Taken together, viral functional genes likely adapt their CU patterns to match desired hosts, whereas viral tRNA complements the translation of unique genes with less host dependency. This strategy might enhance phage flexibility in changing environments or during host jumps. Our data are consistent with two previous studies examining tRNA-carrying phages infecting marine Cyanobacteria [24,39], suggesting that these findings may have broader implications for tRNA-carrying viruses.

4. Conclusions

This study isolated and characterized a new phage infecting the marine photoheterotrophic bacterium Citromicrobium bathyomarinum.

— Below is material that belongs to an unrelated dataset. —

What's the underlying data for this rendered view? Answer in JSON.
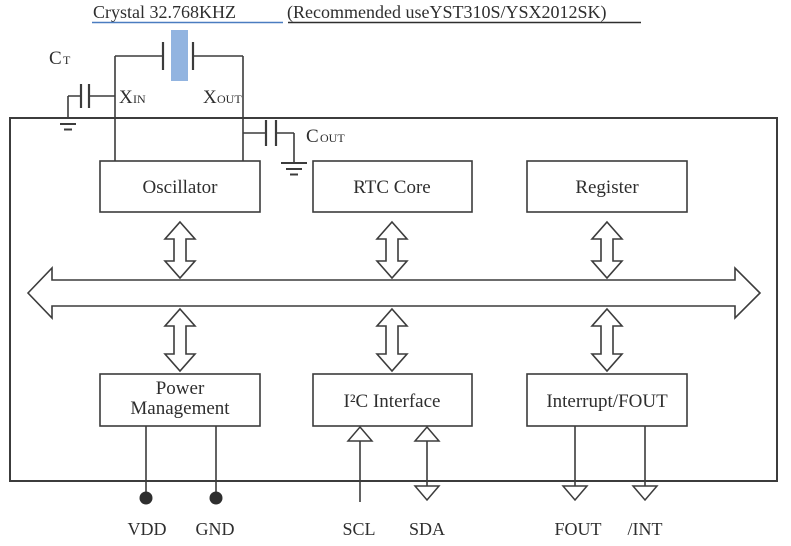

Our data provide valuable information on the physiology and ecology of phages targeting this ecologically important species, which have been understudied thus far. Our findings also raise several important questions for future investigations: (i) Can the phage enter lysogeny, and if so, how will this lifestyle transition affect the host fitness and population dynamics? (ii) What are the determinants of the putative phage–bacterium coevolutionary arms races observed from the lysis profile of phage RXM? (iii) What is the driving factor for the variation in the number of tRNAs carried by the virus? For example, RXM has only one tRNA gene, while its homologs at the single genus level, Erythrobacter phage vB_EliS-L02 and Sphingobium phage Lacusarx, carried 26 and 27 predicted tRNAs, respectively. iv) What are the sources of identified phage AMGs, and how do these genes coevolve with the phage or the host bacterium? Overall, this study provides a new model system of viruses targeting marine citromicrobial photoheterotrophs, and future studies tackling these questions may provide more far-reaching insights into virus–host interactions.